木綿合羽の供勢を従え、門前の橋を渡り終えた黒漆の大名駕籠は、やがて雪の舞う路の中ほどで歩みを止める。
白い闇のむこうに、影がみえる。
襷掛けの紋付きに野袴を括り、跪く足もとに書状を挟んだ竹棒を突き立てた男。
いけない。
叫ぼうにも声は出ず、手足はびくとも動かない。
男へ歩み寄る三郎をまなじりに捉え、立ち尽くす監物の耳元で、風が激しい唸りを上げる。

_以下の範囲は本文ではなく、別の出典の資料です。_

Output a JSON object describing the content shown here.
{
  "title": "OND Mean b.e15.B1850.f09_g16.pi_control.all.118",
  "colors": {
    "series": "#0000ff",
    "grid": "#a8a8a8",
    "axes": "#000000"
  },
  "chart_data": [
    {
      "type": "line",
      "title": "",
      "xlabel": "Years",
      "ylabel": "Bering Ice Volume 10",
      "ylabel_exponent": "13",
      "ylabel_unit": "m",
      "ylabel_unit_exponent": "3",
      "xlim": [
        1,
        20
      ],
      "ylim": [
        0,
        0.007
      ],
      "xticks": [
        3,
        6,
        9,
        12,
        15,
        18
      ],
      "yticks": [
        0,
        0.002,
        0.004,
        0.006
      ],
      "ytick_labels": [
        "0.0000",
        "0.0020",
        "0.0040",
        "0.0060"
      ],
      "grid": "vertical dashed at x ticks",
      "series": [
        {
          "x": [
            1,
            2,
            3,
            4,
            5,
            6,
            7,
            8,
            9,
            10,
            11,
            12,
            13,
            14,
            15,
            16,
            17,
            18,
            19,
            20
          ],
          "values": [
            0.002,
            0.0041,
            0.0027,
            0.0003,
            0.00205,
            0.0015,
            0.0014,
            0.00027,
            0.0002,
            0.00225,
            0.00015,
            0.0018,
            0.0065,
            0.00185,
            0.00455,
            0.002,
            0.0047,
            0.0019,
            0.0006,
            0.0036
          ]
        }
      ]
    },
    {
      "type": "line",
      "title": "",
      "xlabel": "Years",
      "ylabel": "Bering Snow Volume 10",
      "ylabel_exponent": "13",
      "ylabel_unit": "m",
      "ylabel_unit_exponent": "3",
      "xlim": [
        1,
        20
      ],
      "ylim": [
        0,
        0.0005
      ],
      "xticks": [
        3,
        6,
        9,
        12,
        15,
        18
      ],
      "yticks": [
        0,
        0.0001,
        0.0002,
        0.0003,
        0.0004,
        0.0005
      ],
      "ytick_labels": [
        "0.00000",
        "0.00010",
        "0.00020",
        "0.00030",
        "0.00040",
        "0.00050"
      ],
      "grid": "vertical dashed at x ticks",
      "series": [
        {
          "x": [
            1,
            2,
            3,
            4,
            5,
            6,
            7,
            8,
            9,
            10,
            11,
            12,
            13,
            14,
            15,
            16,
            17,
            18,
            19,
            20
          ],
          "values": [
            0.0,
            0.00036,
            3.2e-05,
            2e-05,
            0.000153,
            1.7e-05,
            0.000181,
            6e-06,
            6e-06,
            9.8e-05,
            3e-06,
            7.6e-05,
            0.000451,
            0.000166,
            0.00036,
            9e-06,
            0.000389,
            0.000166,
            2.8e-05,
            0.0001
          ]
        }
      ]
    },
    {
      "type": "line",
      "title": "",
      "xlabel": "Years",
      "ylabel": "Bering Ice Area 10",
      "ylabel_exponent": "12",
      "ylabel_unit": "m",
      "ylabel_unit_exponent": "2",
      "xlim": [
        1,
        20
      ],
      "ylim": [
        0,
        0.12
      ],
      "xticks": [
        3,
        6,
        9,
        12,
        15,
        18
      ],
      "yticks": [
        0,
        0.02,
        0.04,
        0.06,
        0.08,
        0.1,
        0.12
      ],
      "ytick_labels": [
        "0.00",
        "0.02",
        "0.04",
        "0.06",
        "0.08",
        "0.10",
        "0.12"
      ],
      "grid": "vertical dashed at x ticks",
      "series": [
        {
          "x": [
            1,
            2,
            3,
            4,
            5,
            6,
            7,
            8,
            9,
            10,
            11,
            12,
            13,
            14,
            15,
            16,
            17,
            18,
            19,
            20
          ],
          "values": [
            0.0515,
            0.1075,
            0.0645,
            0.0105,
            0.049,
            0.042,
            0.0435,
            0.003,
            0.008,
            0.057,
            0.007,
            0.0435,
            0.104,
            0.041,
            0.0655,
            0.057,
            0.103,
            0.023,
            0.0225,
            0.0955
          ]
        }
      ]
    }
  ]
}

最初の砲声が響いたのは、対岸ではなく、背後の山だった。
3.5吋施条砲から放たれた風切り音は、渡河中の騎馬もろとも橋桁をぶち抜いて
朱い飛沫を叩き上げる。立ち竦む徒士衆を小銃弾が貫き、血霧と肉屑を撒き散らす頭の上で、18听の弾塊に撲られた『震馬』が供廻りを轢き潰しながら横転すると悲鳴と怒号が橋を覆った。
「鎮まれい! 備えを乱すな! 」
とっさに指示を飛ばす士大将を見下ろす山の茂みから、人型の機影が次々に身を
起こし、ぞろぞろと斜面を降り始めると、叫騒は瞬く間に後軍へ伝播した。
「…三郎」
擦過する火花と木端と呻き声と血潮の噎せ返る臭いのなか、監物が声を上げた。
「それをどけられるか」
乗り手を放り出した『震馬』を背に三郎が首を振ると、監物は金縁の鞍の陰から
にじり出る。鉛弾に切り裂かれ、ねじ砕かれた人馬の残骸を這い進み、横倒しの
機体に手を伸ばしたその鼻先で、ごつ、と陣笠を着けた頭が橋板を打った。
銃を握ったまま、くの字に折れた三郎の腰から血だまりが広がっていく。
「……」
うずくまる三郎から銃をはがし、砲痕の穿たれた装甲に身をのり出した監物は
震える手でボルトを押し戻すと、橋へ迫る無数の機影に引き金を絞った。